The “Subsidies from Foreign Entities or Governments of Concern” section of the revised HSR form requires filers to report if they have, within the past two years, received any “subsidies” from any “foreign entity or government of concern,” such as China, Russia, North Korea, Iran, or a foreign terrorist organization. Filers are also required to disclose if any such entity has given them a “commitment to provide a subsidy in the future.”
In addition, filers are required to disclose if they produce any products “in whole or in part” in a “covered nation” (i.e., China, Russia, North Korea, or Iran) that is subject to “countervailing duties imposed by any jurisdiction.” “Countervailing duties” are a certain form of tariff that is imposed on imported goods specifically to offset subsidies provided by a foreign government that have been deemed to give the producer an unfair pricing advantage. To the extent the filer produces any such products in a covered nation, the filer must list the product, the jurisdiction that has imposed the countervailing duty, and countervailing duty itself. Filers are also required to disclose if they produce any products in a covered nation that are “the subject of a current investigation for countervailing duties in any jurisdiction.”
These requirements apply to the filer’s entire organization and are not limited to the particular business unit or products at issue in the transaction being reported.
Congress specifically added a requirement to disclose subsidies from foreign entities or governments of concern in the Merger Modernization Act of 2022. According to Congress, foreign subsidies from such countries or entities “can distort the competitive process by enabling the subsidized firm to submit a bid higher than other firms in the market, or otherwise change the incentives of the firm in ways that undermine competition.” In practical terms, the FTC and DOJ use the information about subsidies and countervailing duties to assess whether foreign financial support from a nation or entity of concern could influence the merged firm’s competitive behavior or market position in ways that might raise antitrust concerns.
The FTC has not provided formal guidance on how precisely to report information regarding subsidies, countervailing duties, or countervailing duty investigations. However, in an appropriate case a filer might consider language along the following lines.



Q. Is there a comprehensive list of entities and persons qualifying as a “foreign entity or government of concern” that I can refer to in order to help identify a list of reportable subsidies?
A. No, the United States government has not released a comprehensive list of all entities and persons that would qualify as a foreign entity or government of concern. Partial lists can be found on the websites for the Department of State and OFAC. In particular, if you suspect that an entity (including but not limited to “state-owned enterprises”) or person has granted you a subsidy and may be considered to be “owned by, controlled by, or subject to the jurisdiction” of a covered nation (China, Russia, North Korea, or Iran), check with experienced legal counsel for guidance on whether or how to report that subsidy.

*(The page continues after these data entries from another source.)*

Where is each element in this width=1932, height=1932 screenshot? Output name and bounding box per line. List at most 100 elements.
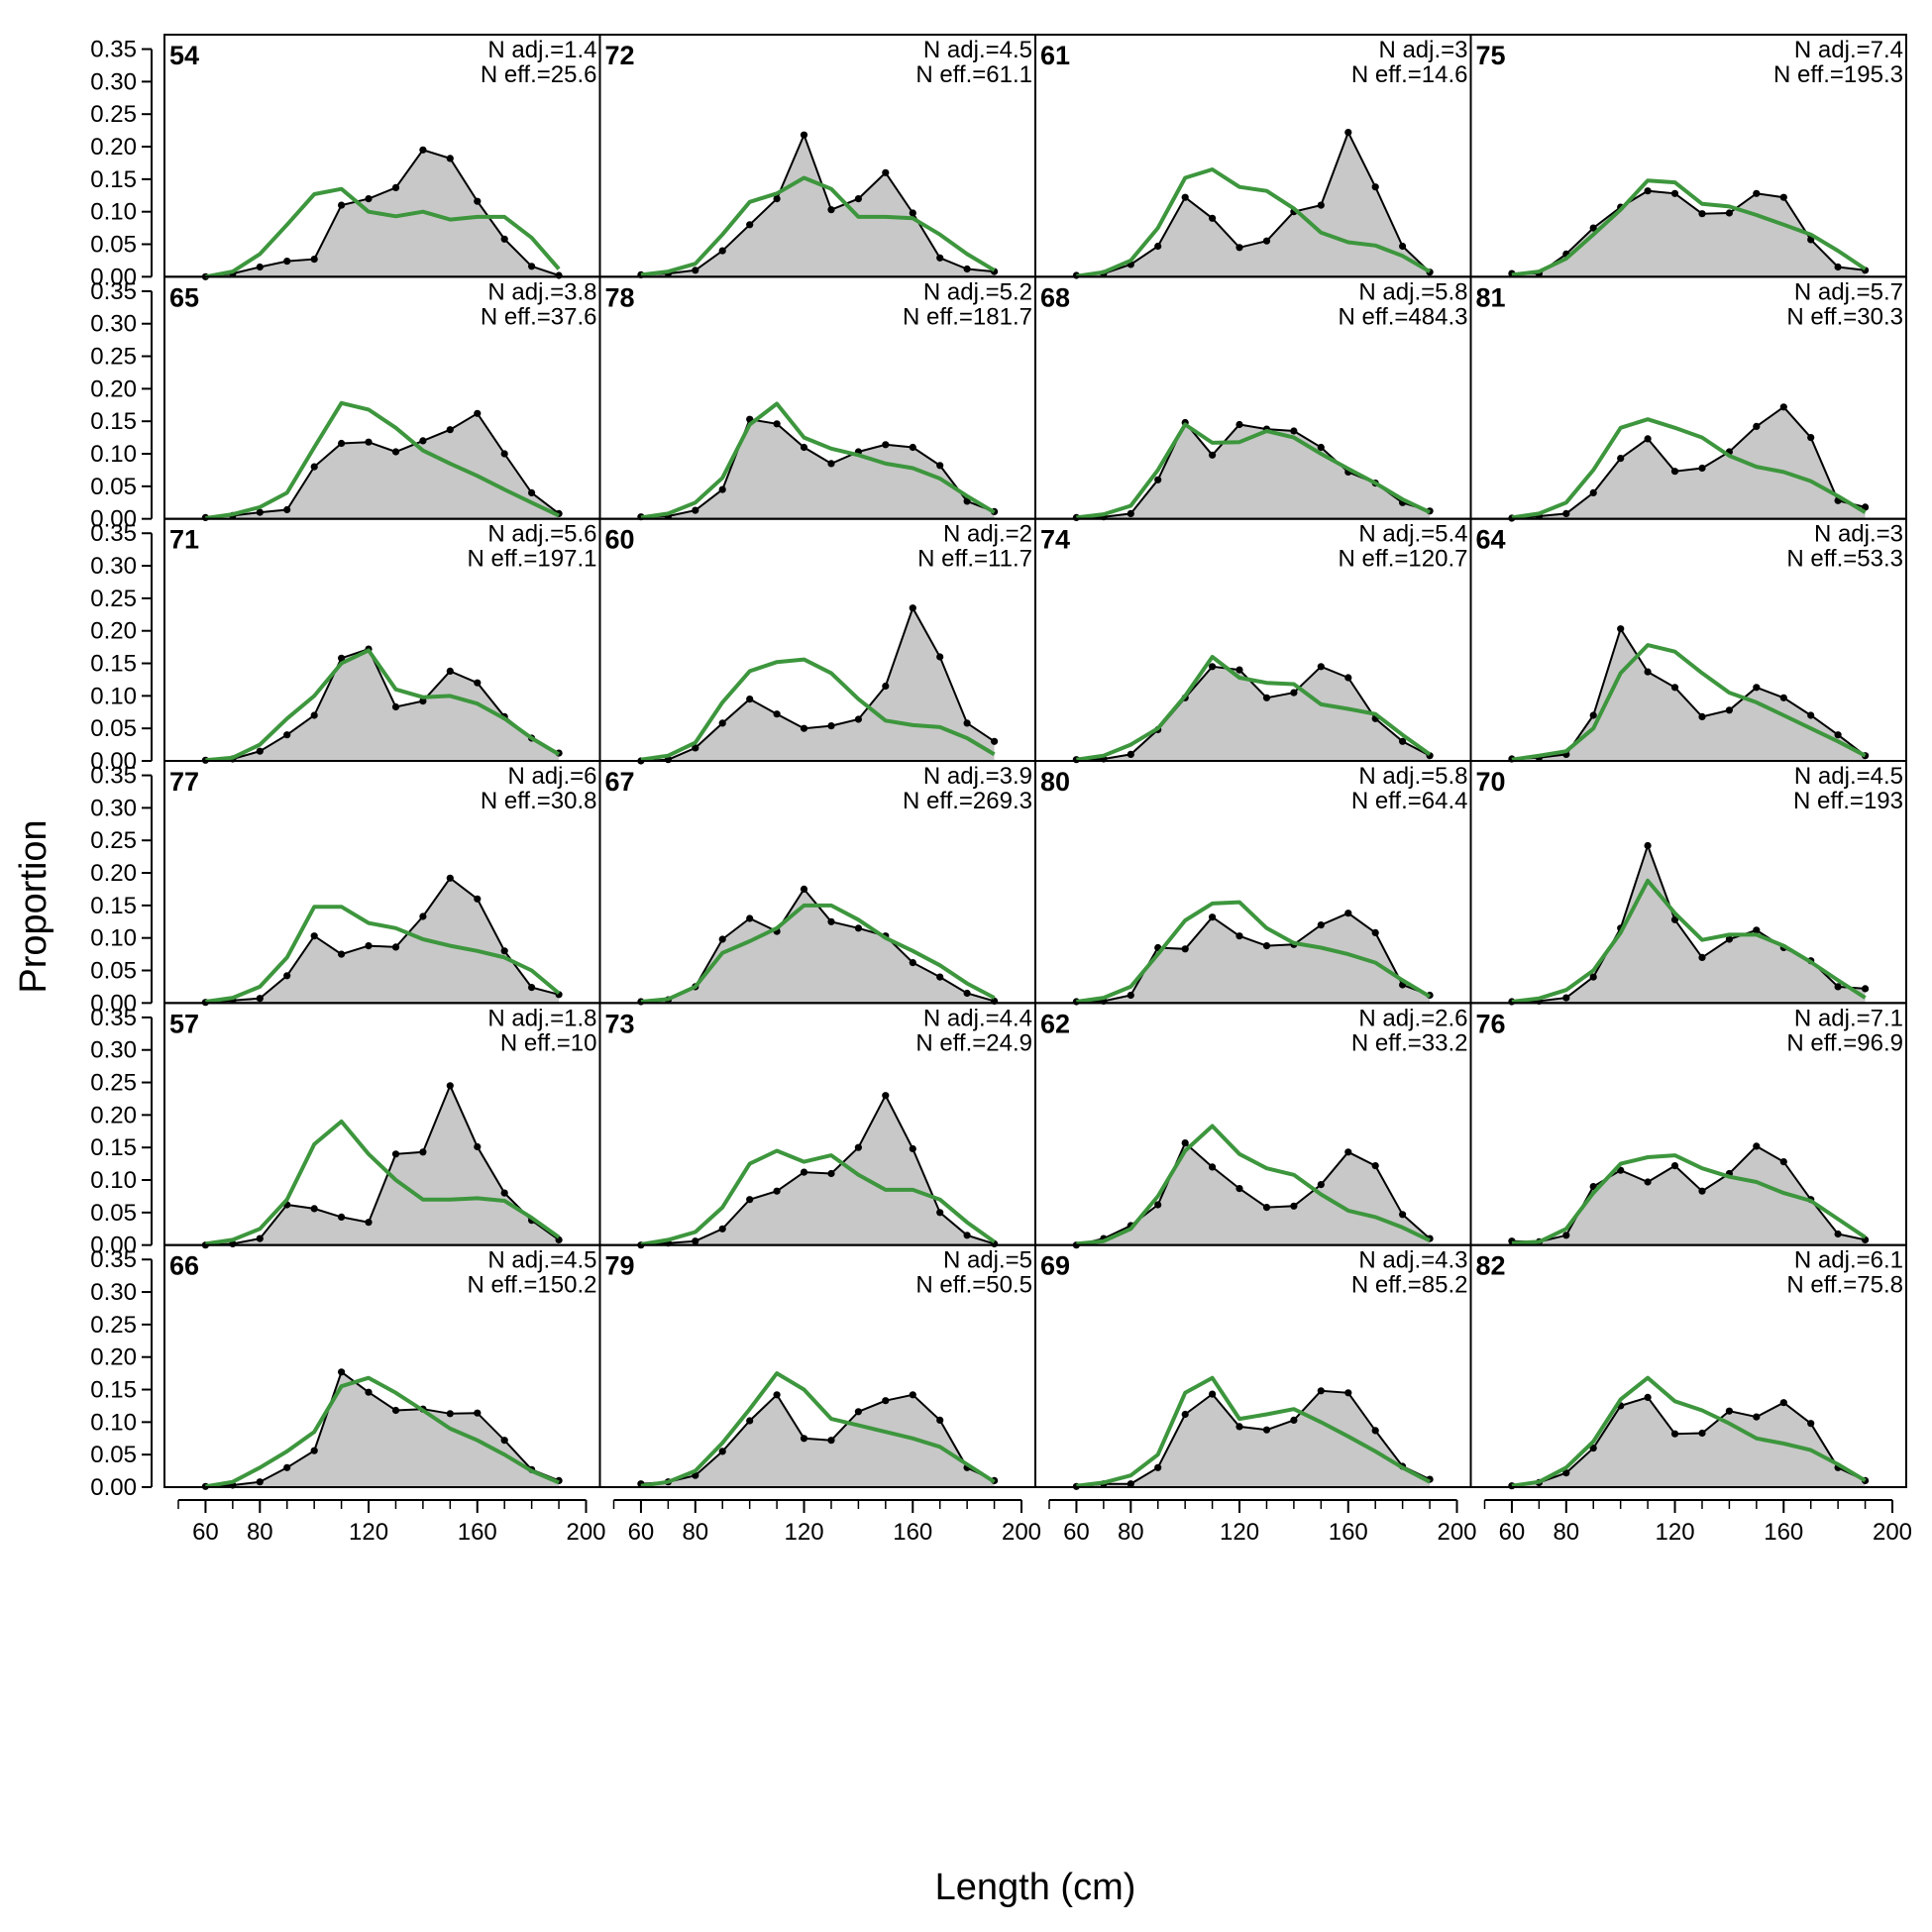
expected-line — [640, 1371, 996, 1488]
n-adj-label: N adj.=6.1 — [1794, 1247, 1903, 1274]
panel-label: 78 — [605, 282, 635, 312]
observed-point — [1209, 1163, 1217, 1171]
y-tick-label: 0.35 — [90, 1246, 137, 1273]
observed-point — [1262, 942, 1271, 950]
panel-grid: 54 N adj.=1.4N eff.=25.665 N adj.=3.8N eff… — [163, 34, 1907, 1490]
observed-line — [1511, 1144, 1866, 1243]
observed-point — [718, 485, 726, 493]
observed-point — [1670, 684, 1679, 692]
observed-point — [1644, 841, 1652, 850]
y-tick-label: 0.35 — [90, 37, 137, 63]
observed-point — [773, 420, 781, 428]
y-tick-label: 0.15 — [90, 893, 137, 919]
observed-point — [1753, 189, 1761, 197]
y-tick-label: 0.25 — [90, 101, 137, 128]
observed-point — [1344, 674, 1352, 682]
observed-point — [909, 604, 916, 612]
panel-label: 69 — [1040, 1251, 1070, 1281]
expected-line — [205, 905, 561, 1004]
expected-line — [1511, 178, 1867, 277]
n-eff-label: N eff.=14.6 — [1351, 61, 1468, 88]
observed-point — [1670, 468, 1679, 476]
expected-line — [1076, 422, 1431, 520]
panel-label: 66 — [169, 1251, 199, 1281]
observed-point — [283, 972, 291, 980]
observed-point — [1670, 1430, 1679, 1438]
n-eff-label: N eff.=10 — [500, 1029, 597, 1056]
n-adj-label: N adj.=5.8 — [1358, 278, 1467, 305]
observed-point — [1235, 244, 1243, 252]
observed-point — [1344, 1389, 1352, 1397]
observed-point — [1371, 183, 1379, 191]
n-eff-label: N eff.=25.6 — [481, 61, 597, 88]
observed-point — [746, 221, 754, 229]
observed-point — [692, 506, 699, 514]
panel-label: 79 — [605, 1251, 635, 1281]
observed-point — [882, 1092, 890, 1100]
y-tick-label: 0.10 — [90, 925, 137, 952]
panel-label: 60 — [605, 525, 635, 555]
observed-point — [419, 912, 427, 920]
y-tick-label: 0.30 — [90, 68, 137, 95]
y-tick-label: 0.30 — [90, 1037, 137, 1064]
n-adj-label: N adj.=5.6 — [487, 521, 596, 548]
n-adj-label: N adj.=4.5 — [1794, 763, 1903, 790]
observed-point — [1262, 1204, 1271, 1212]
n-eff-label: N eff.=30.8 — [481, 788, 597, 814]
y-axis-title: Proportion — [13, 819, 54, 993]
expected-line — [640, 1148, 996, 1246]
observed-point — [1562, 1232, 1570, 1239]
observed-point — [773, 710, 781, 718]
observed-point — [500, 235, 508, 243]
observed-point — [1262, 237, 1271, 245]
observed-point — [692, 267, 699, 274]
n-adj-label: N adj.=1.4 — [487, 37, 596, 63]
n-eff-label: N eff.=53.3 — [1786, 546, 1903, 573]
n-eff-label: N eff.=181.7 — [903, 303, 1032, 330]
observed-point — [1779, 1399, 1787, 1407]
observed-line — [640, 1093, 995, 1246]
y-tick-label: 0.15 — [90, 1377, 137, 1404]
observed-point — [310, 256, 318, 264]
observed-point — [310, 1447, 318, 1454]
observed-point — [1154, 242, 1162, 251]
n-adj-label: N adj.=4.5 — [487, 1247, 596, 1274]
x-tick-label: 160 — [1329, 1519, 1368, 1546]
y-tick-label: 0.10 — [90, 199, 137, 226]
panel-label: 54 — [169, 41, 199, 70]
observed-point — [446, 155, 454, 162]
n-adj-label: N adj.=3.9 — [923, 763, 1032, 790]
observed-point — [800, 131, 808, 139]
observed-point — [256, 1478, 264, 1486]
panel-80: 80 N adj.=5.8N eff.=64.4 — [1034, 760, 1472, 1006]
observed-point — [1235, 1423, 1243, 1431]
observed-point — [1589, 711, 1597, 719]
n-adj-label: N adj.=2.6 — [1358, 1005, 1467, 1031]
observed-point — [909, 209, 916, 217]
observed-point — [474, 197, 482, 205]
n-eff-label: N eff.=85.2 — [1351, 1272, 1468, 1299]
observed-point — [1698, 712, 1706, 721]
observed-point — [338, 439, 346, 448]
observed-point — [963, 719, 971, 727]
observed-point — [1562, 1469, 1570, 1477]
observed-point — [1209, 663, 1217, 671]
observed-point — [446, 1082, 454, 1090]
panel-75: 75 N adj.=7.4N eff.=195.3 — [1469, 34, 1907, 278]
expected-line — [1076, 1375, 1432, 1488]
y-tick-label: 0.20 — [90, 618, 137, 645]
y-tick-label: 0.10 — [90, 683, 137, 709]
observed-point — [1235, 932, 1243, 940]
observed-area — [1076, 666, 1431, 761]
observed-point — [1698, 1429, 1706, 1438]
observed-line — [1076, 130, 1431, 276]
y-axis-row-4: 0.00 0.05 0.10 0.15 0.20 0.25 0.30 0.35 — [90, 763, 153, 1017]
observed-point — [1344, 1148, 1352, 1156]
observed-area — [1511, 406, 1866, 519]
n-adj-label: N adj.=2 — [943, 521, 1032, 548]
observed-area — [1076, 132, 1431, 277]
y-tick-label: 0.00 — [90, 506, 137, 533]
observed-point — [1317, 1181, 1325, 1189]
panel-79: 79 N adj.=5N eff.=50.5 — [598, 1243, 1036, 1488]
x-tick-label: 80 — [1118, 1519, 1144, 1546]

Q. Our company has substantial operations in China, including several local subsidiaries and branches. These subsidiaries and branches receive all types of tax credits and incentives that we would consider “ordinary course,” including routine credits for research and development, VAT rebates commonly available to exporters, and local employment or payroll-related incentives. Do I need to report all such credits and incentives, even the ones that seem de minimis?
A. Technically yes, all such tax credits and incentives are likely reportable as “subsidies.” However, as shown in the second “Illustration” example above, a high-level description of the various tax credits and incentives may be acceptable, particularly if they are not directly related to the production or sale of overlap, related sales, or related purchase products or services. In these cases, we often advise including a specific note to make clear that the subsidies have no connection to the business unit or products at issue in the transaction being reported.
Q. Would consideration received at normal, market-level rates from a Chinese government entity in exchange for supplying a product or service to that entity in the ordinary course of business qualify as a reportable subsidy?
A. No, such ordinary-course commercial transactions would generally not be considered a “subsidy.” For commercial transactions of this sort, the consideration would only be considered a “subsidy” if the purchase price was “for more than adequate remuneration.” However, such cases can be very technical, so if you have any commercial transactions that might raise such questions, please check with experienced legal counsel for guidance.
Q. Would the receipt of financial payments from an individual foreign national or wholly private entity ever be considered a reportable subsidy?
A. In certain circumstances, yes, it may be a reportable subsidy. According to FTC guidance, if a payment can be described as being made through an intermediary that a government had “entrust[ed]” or “direct[ed]” to make the payment, and the payment is something that would “normally be vested in the government and the practice does not differ in substance from practices normally followed by governments,” then it may be considered a reportable subsidy.
Q. Can I limit my reporting of subsidies, countervailing duties, and countervailing duty investigations to ones that specifically relate to the business unit or products at issue in the transaction?
A. No – filers must report all applicable subsidies, countervailing duties, and countervailing duty investigations, across the organization as a whole. For example, if a private equity fund is selling one portfolio company, the private equity fund must also include subsidies, countervailing duties, and countervailing duty investigations for other portfolio companies included within that fund, even if those other portfolio companies have no connection whatsoever with the transaction being reported.